The surveillance technology championed by Adams offers new opportunities for abuse. For example, ShotSpotter, a gunshot detection system, relies on microphones scattered around the city to detect loud noises which its technology then identifies as either harmless or shooting-related, with various degrees of accuracy. You see where this is going, right? Microphones scattered around the city… .

"Though the microphones are as high as 100 feet above the ground, they have the ability to pick up intelligible conversations, which have been deemed admissible in court as part of several criminal cases around the country," Anthony Fisher wrote for Reason in 2015.

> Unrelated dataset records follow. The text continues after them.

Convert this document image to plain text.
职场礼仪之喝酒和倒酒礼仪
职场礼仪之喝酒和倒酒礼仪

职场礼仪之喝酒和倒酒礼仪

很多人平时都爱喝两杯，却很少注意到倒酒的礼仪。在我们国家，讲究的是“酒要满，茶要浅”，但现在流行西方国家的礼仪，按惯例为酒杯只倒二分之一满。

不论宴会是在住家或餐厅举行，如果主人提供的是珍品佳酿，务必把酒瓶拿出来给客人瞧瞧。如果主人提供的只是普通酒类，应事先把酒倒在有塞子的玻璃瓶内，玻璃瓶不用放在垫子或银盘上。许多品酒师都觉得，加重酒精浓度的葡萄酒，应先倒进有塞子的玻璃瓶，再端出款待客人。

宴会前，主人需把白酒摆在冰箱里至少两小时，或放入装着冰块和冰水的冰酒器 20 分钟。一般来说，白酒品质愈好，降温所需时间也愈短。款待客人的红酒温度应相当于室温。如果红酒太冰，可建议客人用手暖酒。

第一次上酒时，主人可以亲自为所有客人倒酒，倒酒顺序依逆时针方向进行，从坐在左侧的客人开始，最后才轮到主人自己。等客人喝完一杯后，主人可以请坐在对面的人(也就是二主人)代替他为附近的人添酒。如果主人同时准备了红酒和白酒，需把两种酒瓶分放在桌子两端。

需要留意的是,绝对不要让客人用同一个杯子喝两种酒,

Earlier this month, emails obtained by Bloomberg revealed that ShotSpotter has been sharing the locations of its microphones with NYPD officials—something it said it wouldn't do. Police then have the potential to tap into those systems to listen in on "conversations in hushed tones and normal conversation inside a home through an open window or door if they occur close enough to a sensor."

The NYPD says it's not doing that, but it also said it would abide by the Handschu Guidelines.

The facial recognition technology also touted by Eric Adams was used in November to bar a woman from Madison Square Garden in New York City after the technology identified her as an attorney for a law firm that represents an opponent in a lawsuit. While that incident involved little more than pettiness by a private party, you don't have to wonder how the technology could be abused by a government; just contemplate its use by Chinese authorities in their ongoing experiments in high-tech dystopia.

"China's facial recognition system logs nearly every single citizen in the country, with a vast network of cameras across the country," Alfred Ng noted in a 2020 CNet article. "China's aggressive development and use of facial recognition offers a window into how a technology that can be both benign and beneficial—think your iPhone's Face ID—can also be twisted to enable a crackdown on actions that the average person may not even consider a crime."

Chinese officials may also believe, like Mayor Adams, that "Big Brother is protecting you." But Big Brother is "protecting" against things that upset Big Brother. Big Brother is certainly not prioritizing the concerns of people who don't want to be tracked, scrutinized, overheard, disarmed, judged, and penalized by intrusive officials whose standards differ from their own.

Adams may assume his own goodness, but "of all tyrannies, a tyranny sincerely exercised for the good of its victims may be the most oppressive," as C.S. Lewis warned us. "It would be better to live under robber barons than under omnipotent moral busybodies. The robber baron's cruelty may sometimes sleep, his cupidity may at some point be satiated; but those who torment us for our own good will torment us without end for they do so with the approval of their own conscience."

Ultimately, the very fact that Eric Adams, in the guise of Big Brother, wants to protect New Yorkers is all the more reason to tell him to get lost. A surveillance state is no less tyrannical, and perhaps even worse, when the snoops really believe in what they're doing.